В полдень, а потом еще и вечером, всегда в одно и то же время, склонялась надо мной высокая, статная фигура отца. По каким-то причинам его присутствие было мне тогда крайне неприятно. Возможно оттого, что он по обыкновению лишь горестно молчал, затаив во взгляде тихий, печальный вопрос. Либо — скорее всего — в облике отца меня всегда что-то раздражало и, ранее скрываемое, теперь, во время горячки, вырывалось наружу. Его широкое лицо было до отвращения мягким, а черты лица невероятно правильными! Свежие, полные, с легким румянцем щеки — признак цветущего здоровья, подбородок с ямочкой. Стоило, казалось, только коснуться этого лица, как от прикосновения образуется вмятина. Отец хвалился, что он никогда, с самой молодости, не брил усов, и вот теперь они, подобно вьющемуся хмелю, тянулись от его носа до самых висков. По-видимому, он говорил правду: усы его были пушистые, густые и образовывали на лице две волнообразные коричневые линии.

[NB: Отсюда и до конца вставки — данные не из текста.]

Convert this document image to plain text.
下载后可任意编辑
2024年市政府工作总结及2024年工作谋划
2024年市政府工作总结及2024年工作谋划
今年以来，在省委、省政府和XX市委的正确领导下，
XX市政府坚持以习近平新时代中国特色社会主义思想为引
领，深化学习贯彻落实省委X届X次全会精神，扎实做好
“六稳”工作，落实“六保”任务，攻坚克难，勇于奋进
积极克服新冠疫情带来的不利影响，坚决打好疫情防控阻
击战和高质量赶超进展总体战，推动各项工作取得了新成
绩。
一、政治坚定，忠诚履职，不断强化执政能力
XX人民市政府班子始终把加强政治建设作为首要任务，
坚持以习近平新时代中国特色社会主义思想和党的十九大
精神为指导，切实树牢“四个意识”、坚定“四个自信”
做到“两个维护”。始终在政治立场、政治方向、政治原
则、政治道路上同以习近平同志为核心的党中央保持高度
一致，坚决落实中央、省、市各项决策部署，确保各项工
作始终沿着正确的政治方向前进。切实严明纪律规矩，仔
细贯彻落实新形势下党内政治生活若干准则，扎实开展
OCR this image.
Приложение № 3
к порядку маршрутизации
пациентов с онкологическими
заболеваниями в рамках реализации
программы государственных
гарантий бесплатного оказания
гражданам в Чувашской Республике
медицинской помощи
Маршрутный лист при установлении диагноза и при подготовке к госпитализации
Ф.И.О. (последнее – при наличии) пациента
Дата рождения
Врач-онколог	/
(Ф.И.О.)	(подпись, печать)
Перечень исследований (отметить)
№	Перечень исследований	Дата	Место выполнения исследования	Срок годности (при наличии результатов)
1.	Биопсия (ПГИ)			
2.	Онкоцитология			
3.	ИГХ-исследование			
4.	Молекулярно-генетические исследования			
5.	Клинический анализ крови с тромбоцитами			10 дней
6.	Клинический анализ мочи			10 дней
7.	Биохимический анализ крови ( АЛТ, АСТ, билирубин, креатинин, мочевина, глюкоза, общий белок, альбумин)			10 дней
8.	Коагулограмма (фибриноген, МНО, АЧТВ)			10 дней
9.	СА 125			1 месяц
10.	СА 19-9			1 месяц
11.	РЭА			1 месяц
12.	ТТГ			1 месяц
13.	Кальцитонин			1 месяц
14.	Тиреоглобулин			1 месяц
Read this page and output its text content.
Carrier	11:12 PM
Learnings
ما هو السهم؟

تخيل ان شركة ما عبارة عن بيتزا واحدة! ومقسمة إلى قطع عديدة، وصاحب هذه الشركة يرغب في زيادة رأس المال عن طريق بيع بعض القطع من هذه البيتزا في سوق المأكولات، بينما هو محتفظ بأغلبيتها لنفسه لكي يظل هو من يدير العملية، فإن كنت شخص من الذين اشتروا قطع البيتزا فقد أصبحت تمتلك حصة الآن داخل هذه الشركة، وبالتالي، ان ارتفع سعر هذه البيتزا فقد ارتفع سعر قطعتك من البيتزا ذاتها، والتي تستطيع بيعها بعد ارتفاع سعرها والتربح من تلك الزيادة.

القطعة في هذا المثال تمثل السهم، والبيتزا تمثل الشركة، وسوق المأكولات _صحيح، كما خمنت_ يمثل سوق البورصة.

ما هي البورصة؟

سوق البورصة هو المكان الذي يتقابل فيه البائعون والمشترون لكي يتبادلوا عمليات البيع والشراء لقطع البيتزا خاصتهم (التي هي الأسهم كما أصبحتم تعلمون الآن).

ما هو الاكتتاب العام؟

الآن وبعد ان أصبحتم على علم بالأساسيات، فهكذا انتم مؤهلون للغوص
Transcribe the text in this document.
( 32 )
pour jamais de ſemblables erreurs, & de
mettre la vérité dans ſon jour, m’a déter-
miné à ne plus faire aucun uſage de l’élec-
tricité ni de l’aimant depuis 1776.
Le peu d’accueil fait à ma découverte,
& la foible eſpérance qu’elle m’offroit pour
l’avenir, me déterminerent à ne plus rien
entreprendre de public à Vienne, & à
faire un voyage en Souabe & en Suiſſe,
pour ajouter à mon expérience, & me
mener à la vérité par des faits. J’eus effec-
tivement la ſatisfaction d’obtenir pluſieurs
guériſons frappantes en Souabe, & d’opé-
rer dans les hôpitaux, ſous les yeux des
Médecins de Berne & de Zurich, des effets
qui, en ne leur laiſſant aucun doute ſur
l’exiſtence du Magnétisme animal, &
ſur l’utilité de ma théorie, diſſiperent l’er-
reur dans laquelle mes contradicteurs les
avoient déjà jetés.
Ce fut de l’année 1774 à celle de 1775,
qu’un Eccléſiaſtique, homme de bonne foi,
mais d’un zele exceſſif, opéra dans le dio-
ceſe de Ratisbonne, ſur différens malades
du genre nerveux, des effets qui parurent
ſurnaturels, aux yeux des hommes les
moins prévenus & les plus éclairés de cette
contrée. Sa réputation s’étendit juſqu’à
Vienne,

Отцовские глаза вопрошали, но я не отвечал. Глаза матери — зоркие, сверкающие в темноте, точно глаза рыси, — не спрашивали ни о чем, они лишь неукоснительно исполняли свою обязанность. Зато я с тоской взывал к ним. Мать не любила меня. Я, в свою очередь, не любил отца. В нашей семье существовали лишь односторонние тяготения: отца ко мне, мое — к матери. Конец этой коротенькой цепочки повисал к пустоте, ибо матери довольно было любить самое себя. Совершенно непонятно, почему она решила стать сиделкой на время моей болезни и моего выздоровления, когда в доме была старая преданная Гата, которая одинаково горячо, до обожания, любила и меня, и отца, и мать и которая была несравнимо добрее и ласковее. Скорее всего в этом поступке матери проявилось благочестие верующей и глубоко набожной женщины. Едва я слег, как она перестала бывать в обществе, хотя обычно это доставляло ей удовольствие, и заняла место у моей кровати. Она бодрствовала подле меня с покорным, но холодноватым терпением монахини. Напрасно я пытался навести взглядом мостик через пространство между кроватью и ее креслом — это мне не удавалось. Может, именно оттого я и хворал так долго. Из глубины своего отринутого сердца я призывал Гату, а моя госпожа мама пылала стыдом и ненавистью. Дни и ночи проходили в однообразном чередовании процедур, обертываний, безнадежного измерения температуры, приема тошнотворного, приторно-сладкого лекарства. Мать вслух читала надо мной свои молитвы. Молитвы не помогали. Я пробовал молиться за свое здоровье вместе с ней, поскольку боялся смерти. А болезнь — я это знал — была опасная.